Example: metaparameters
Metaparameters are a PEtab Select feature that enables model selection with model hypotheses that involve multiple parameters.
An example use case would be a model selection problem where one hypothesis is that
a process with a Michaelis-Menten kinetic exists. Since the Michaelis-Menten kinetic \(\frac{V_{\mathrm{max}}\, s}{K_m + s}\) (parameters \(V_{\mathrm{max}}\) and \(K_m\), and state variable \(s\)) involves two parameters, both need to be set to be estimated simultaneously to include the process in the model, or set to 0 simultaneously to turn the process off and ensure the correct number of parameters are counted when computing model selection criteria such as the AIC.
We show an example of this below.
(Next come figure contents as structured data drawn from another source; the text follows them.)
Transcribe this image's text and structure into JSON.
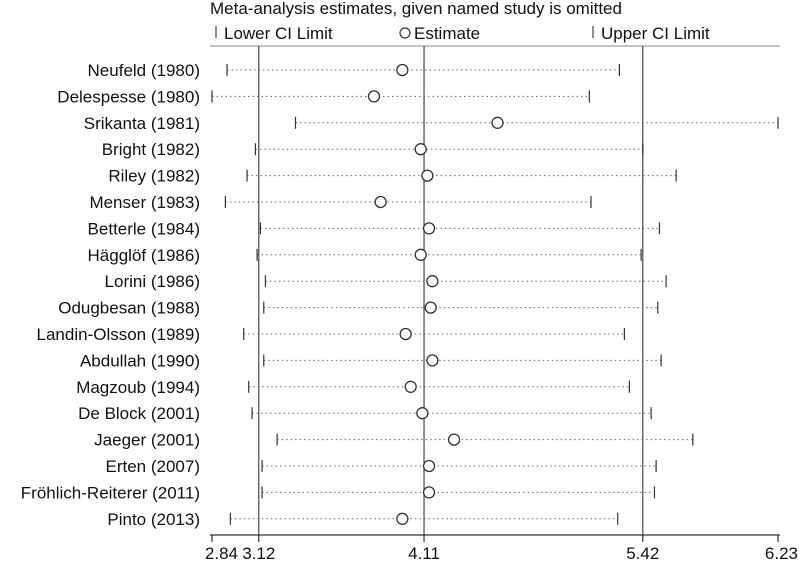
{
  "chart_data": {
    "type": "scatter",
    "title": "Meta-analysis estimates, given named study is omitted",
    "legend": {
      "placement": "top",
      "entries": [
        {
          "symbol": "tick",
          "label": "Lower CI Limit"
        },
        {
          "symbol": "circle",
          "label": "Estimate"
        },
        {
          "symbol": "tick",
          "label": "Upper CI Limit"
        }
      ]
    },
    "xlim": [
      2.84,
      6.23
    ],
    "xticks": [
      "2.84",
      "3.12",
      "4.11",
      "5.42",
      "6.23"
    ],
    "reference_lines": [
      3.12,
      4.11,
      5.42
    ],
    "studies": [
      {
        "name": "Neufeld (1980)",
        "lower": 2.93,
        "estimate": 3.98,
        "upper": 5.28
      },
      {
        "name": "Delespesse (1980)",
        "lower": 2.84,
        "estimate": 3.81,
        "upper": 5.1
      },
      {
        "name": "Srikanta (1981)",
        "lower": 3.34,
        "estimate": 4.55,
        "upper": 6.23
      },
      {
        "name": "Bright (1982)",
        "lower": 3.1,
        "estimate": 4.09,
        "upper": 5.42
      },
      {
        "name": "Riley (1982)",
        "lower": 3.05,
        "estimate": 4.13,
        "upper": 5.62
      },
      {
        "name": "Menser (1983)",
        "lower": 2.92,
        "estimate": 3.85,
        "upper": 5.11
      },
      {
        "name": "Betterle (1984)",
        "lower": 3.13,
        "estimate": 4.14,
        "upper": 5.52
      },
      {
        "name": "Hägglöf (1986)",
        "lower": 3.11,
        "estimate": 4.09,
        "upper": 5.41
      },
      {
        "name": "Lorini (1986)",
        "lower": 3.16,
        "estimate": 4.16,
        "upper": 5.56
      },
      {
        "name": "Odugbesan (1988)",
        "lower": 3.15,
        "estimate": 4.15,
        "upper": 5.51
      },
      {
        "name": "Landin-Olsson (1989)",
        "lower": 3.03,
        "estimate": 4.0,
        "upper": 5.31
      },
      {
        "name": "Abdullah (1990)",
        "lower": 3.15,
        "estimate": 4.16,
        "upper": 5.53
      },
      {
        "name": "Magzoub (1994)",
        "lower": 3.06,
        "estimate": 4.03,
        "upper": 5.34
      },
      {
        "name": "De Block (2001)",
        "lower": 3.08,
        "estimate": 4.1,
        "upper": 5.47
      },
      {
        "name": "Jaeger (2001)",
        "lower": 3.23,
        "estimate": 4.29,
        "upper": 5.72
      },
      {
        "name": "Erten (2007)",
        "lower": 3.14,
        "estimate": 4.14,
        "upper": 5.5
      },
      {
        "name": "Fröhlich-Reiterer (2011)",
        "lower": 3.14,
        "estimate": 4.14,
        "upper": 5.49
      },
      {
        "name": "Pinto (2013)",
        "lower": 2.95,
        "estimate": 3.98,
        "upper": 5.27
      }
    ]
  },
  "colors": {
    "reference_line": "#555555",
    "interval": "#666666",
    "marker": "#333333",
    "text": "#111111"
  }
}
As metaparameters only affect the PEtab Select files, we only show those.
Without metaparameters
As Vmax and Km need to be toggled on or off simultaneously, without metaparameters, we require two model space rows.
model_subspace_id |
model_subspace_petab_yaml |
k1 |
Vmax |
Km |
k3 |
|---|---|---|---|---|---|
M_mm_off |
petab_problem.yaml |
0;estimate |
0 |
0 |
0;estimate |
M_mm_on |
petab_problem.yaml |
0;estimate |
estimate |
estimate |
0;estimate |
With metaparameters
Instead, we can define a metaparameter mm in the problem YAML, which represents both Vmax and Km.
format_version: 1.0.0
criterion: AIC
method: forward
model_space_files:
- model_space.tsv
metaparameters:
mm:
- Vmax
- Km
This enables concise specification in the model space table. Vmax and Km are assigned the same value as mm.
model_subspace_id |
model_subspace_petab_yaml |
k1 |
mm |
k3 |
|---|---|---|---|---|
M |
petab_problem.yaml |
0;estimate |
0;estimate |
0;estimate |
Notes
During model selection steps (e.g. with the forward and backward methods), a metaparameter is treated as a single parameter. This enables model selection in terms of selection of model hypotheses, rather than the individual parameters associated with hypotheses.
However, during computation of criteria such as the AIC, then the correct number of estimated parameters is used, i.e., with Vmax and Km in the example above if mm_R2 is set to be estimated.